18 de septiembre de 2013

Pactando con el viento

Mirando a través de la ventana del salón los árboles parecían querer huir de un destino que ya era inevitable. Los más altos forzaban tambaleos como si quisieran ser arrancados de raíz; sin embargo, los más pequeños, con el tímido movimiento de sus ramas, saludaban al viento con mayor elegancia.

Yo miraba el espectáculo por la ventana y pensaba en el viento. El viento estaba en mi universo de "cosas que no soporto". Pero, como pasa con casi todo, existen dos fenómenos o dos caracteres distintos en un mismo estado de cosas, esto es: la dualidad. 

La dualidad del viento no es baladí. Casi todos coincidimos en que el viento en sí mismo es molesto. Y si además lo acompañamos de otro fenómeno atmosférico como la lluvia ya se convierte en insoportable. 


De un salto me levanté del sofá y pensé en salir a la calle. Decisiones que, no sabiendo muy bien si nos apetecen, las tomamos sin titubear lo más mínimo. Botas, chaqueta, llaves y lista. Huía del confort de casa y me preguntaba por qué en ocasiones elegíamos vivir situaciones que no nos apetecían (ya no estaba pensando solo en salir a la calle para que el viento jugara conmigo con la misma gracia con la que azotaba los árboles. Mi mente se había trasladado a las cosas en general). 

¿Por qué nos ponemos en la cuerda floja?, ¿por qué nos zambullimos en situaciones de riesgo?, ¿significa esto que no tenemos cuidado de nosotros mismos? Si abandonamos nuestra zona de confort a posta, ¿queremos de verdad pasarlo mal? Muchas veces me había encontrado tomando la elección difícil, la que da miedo... ¿Por qué? No creo que lo haga por masoquismo ni como forma de castigo; Creo que simplemente adoro el movimiento. Adoro lo que no sé cómo funciona, lo que me sorprende: las cosas que vienen por la izquierda cuando estás esperando que aparezcan por la derecha. Es como cuando quedas con alguien y crees adivinar por dónde vendrá y distraída te asustan desde el otro lado que no consideraste.
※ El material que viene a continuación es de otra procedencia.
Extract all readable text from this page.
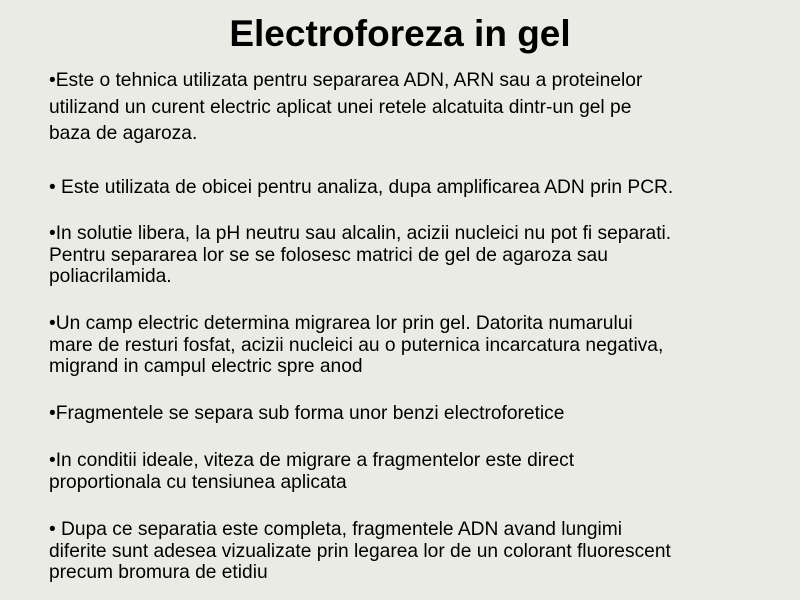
Electroforeza in gel
•Este o tehnica utilizata pentru separarea ADN, ARN sau a proteinelor
utilizand un curent electric aplicat unei retele alcatuita dintr-un gel pe
baza de agaroza.
• Este utilizata de obicei pentru analiza, dupa amplificarea ADN prin PCR.
•In solutie libera, la pH neutru sau alcalin, acizii nucleici nu pot fi separati.
Pentru separarea lor se se folosesc matrici de gel de agaroza sau
poliacrilamida.
•Un camp electric determina migrarea lor prin gel. Datorita numarului
mare de resturi fosfat, acizii nucleici au o puternica incarcatura negativa,
migrand in campul electric spre anod
•Fragmentele se separa sub forma unor benzi electroforetice
•In conditii ideale, viteza de migrare a fragmentelor este direct
proportionala cu tensiunea aplicata
• Dupa ce separatia este completa, fragmentele ADN avand lungimi
diferite sunt adesea vizualizate prin legarea lor de un colorant fluorescent
precum bromura de etidiu
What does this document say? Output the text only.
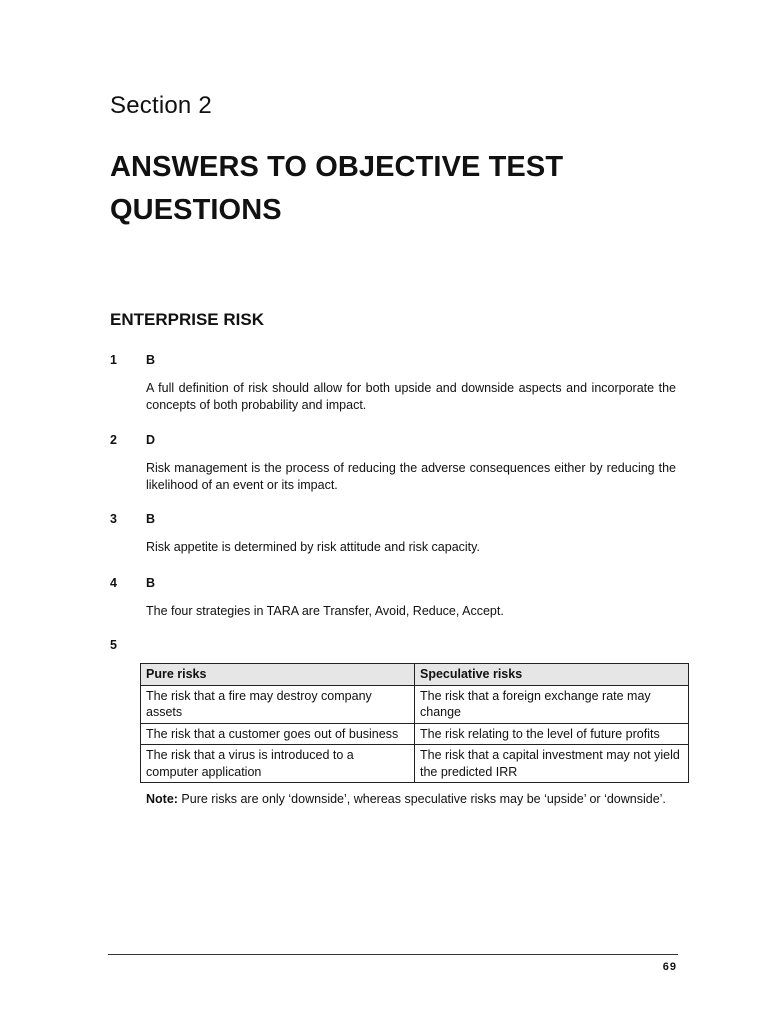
Section 2
ANSWERS TO OBJECTIVE TEST QUESTIONS
ENTERPRISE RISK
1 B
A full definition of risk should allow for both upside and downside aspects and incorporate the concepts of both probability and impact.
2 D
Risk management is the process of reducing the adverse consequences either by reducing the likelihood of an event or its impact.
3 B
Risk appetite is determined by risk attitude and risk capacity.
4 B
The four strategies in TARA are Transfer, Avoid, Reduce, Accept.
5
Pure risks	Speculative risks
The risk that a fire may destroy company assets	The risk that a foreign exchange rate may change
The risk that a customer goes out of business	The risk relating to the level of future profits
The risk that a virus is introduced to a computer application	The risk that a capital investment may not yield the predicted IRR
Note: Pure risks are only ‘downside’, whereas speculative risks may be ‘upside’ or ‘downside’.
69
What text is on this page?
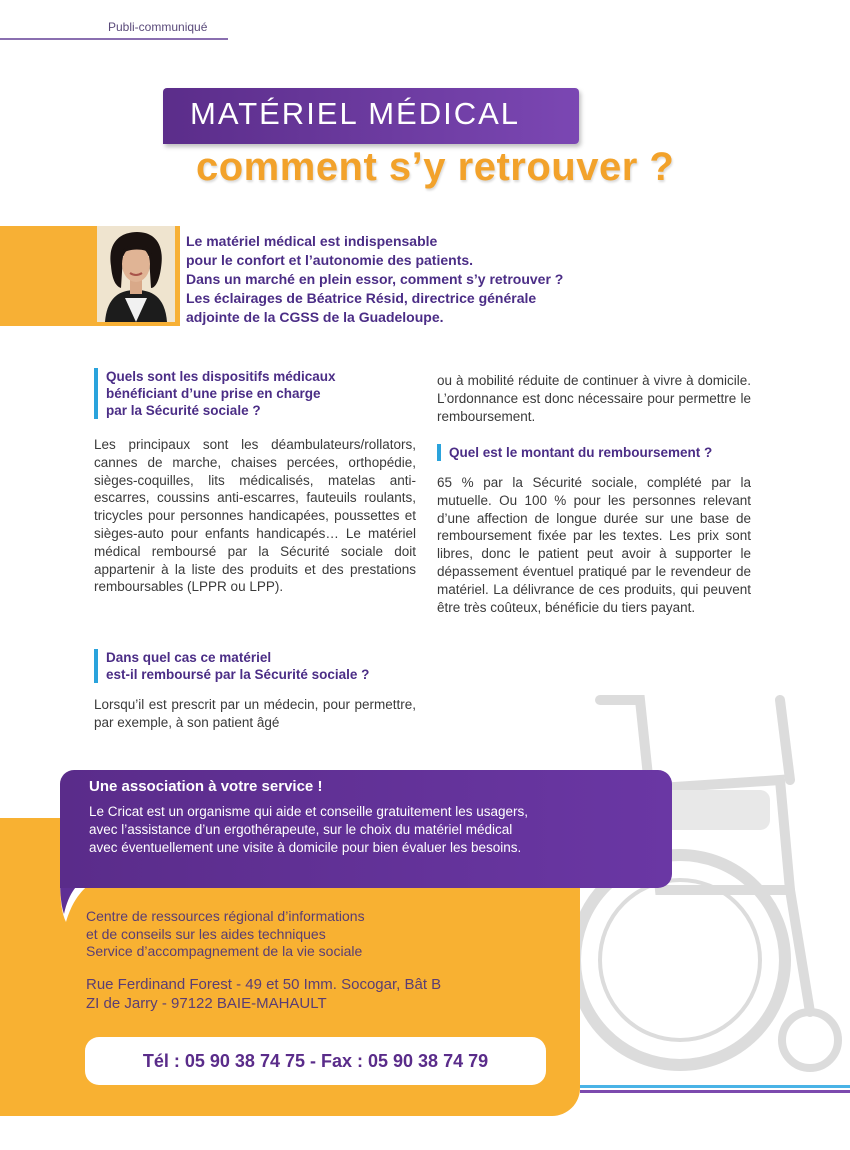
Publi-communiqué
MATÉRIEL MÉDICAL
comment s’y retrouver ?
Le matériel médical est indispensable
pour le confort et l’autonomie des patients.
Dans un marché en plein essor, comment s’y retrouver ?
Les éclairages de Béatrice Résid, directrice générale
adjointe de la CGSS de la Guadeloupe.
Quels sont les dispositifs médicaux
bénéficiant d’une prise en charge
par la Sécurité sociale ?
Les principaux sont les déambulateurs/rollators, cannes de marche, chaises percées, orthopédie, sièges-coquilles, lits médicalisés, matelas anti-escarres, coussins anti-escarres, fauteuils roulants, tricycles pour personnes handicapées, poussettes et sièges-auto pour enfants handicapés… Le matériel médical remboursé par la Sécurité sociale doit appartenir à la liste des produits et des prestations remboursables (LPPR ou LPP).
Dans quel cas ce matériel
est-il remboursé par la Sécurité sociale ?
Lorsqu’il est prescrit par un médecin, pour permettre, par exemple, à son patient âgé
ou à mobilité réduite de continuer à vivre à domicile. L’ordonnance est donc nécessaire pour permettre le remboursement.
Quel est le montant du remboursement ?
65 % par la Sécurité sociale, complété par la mutuelle. Ou 100 % pour les personnes relevant d’une affection de longue durée sur une base de remboursement fixée par les textes. Les prix sont libres, donc le patient peut avoir à supporter le dépassement éventuel pratiqué par le revendeur de matériel. La délivrance de ces produits, qui peuvent être très coûteux, bénéficie du tiers payant.
Une association à votre service !
Le Cricat est un organisme qui aide et conseille gratuitement les usagers,
avec l’assistance d’un ergothérapeute, sur le choix du matériel médical
avec éventuellement une visite à domicile pour bien évaluer les besoins.
Centre de ressources régional d’informations
et de conseils sur les aides techniques
Service d’accompagnement de la vie sociale
Rue Ferdinand Forest - 49 et 50 Imm. Socogar, Bât B
ZI de Jarry - 97122 BAIE-MAHAULT
Tél : 05 90 38 74 75 - Fax : 05 90 38 74 79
Los puntos de giro son las ruedas que dan movimiento al motor de nuestra vida. Sin ellos seríamos seres estáticos, inmutables, fijos... seguros. La seguridad me asusta. La rutina y el saber por adelantado de qué va la película. El horario de un trabajo de oficina que te entumece las piernas y el alma. El camino recto y las pautas a seguir. Lo políticamente correcto y las instrucciones de montaje. Creo que es por eso por lo que elijo los caminos rocosos y evito los llanos. Porque cuando llegas al final de ese camino lleno de obstáculos e incomodidades, lo que te espera va a tener el sabor del helado que más te gusta, el calor de una chimenea en invierno, el color del cielo atardeciendo cuando el mar engulle al sol y el sonido de esa canción que te pone la piel de gallina. Sólo por esa sensación vale la pena hasta la última cicatriz que has acumulado a fuerza de caer una y otra vez. 

En la calle olía a tierra mojada y el viento dibujaba enredos en mi pelo. Miré al cielo mientras una nube destapaba el sol y me prestaba un poco de su calidez. Fue entonces cuando caí en la cuenta de la dualidad del viento: es desagradable, desapacible... -como tantas situaciones que nos abofetean con sus manos cargadas de experiencia- pero es enérgico: nos empuja a seguir, nos mueve por fuera y por dentro. Sin él, las nubes no serían más que una masa gaseosa de hierro que no nos dejaría ver ni sentir el sol. 

Me quedé muy quieta sintiendo cómo el sol templaba mis nervios. Me concentré en mis preocupaciones y se las expuse al viento para que se las llevara. Y fue así, como en una tarde cualquiera del mes de septiembre, me reconcilié para siempre con el viento.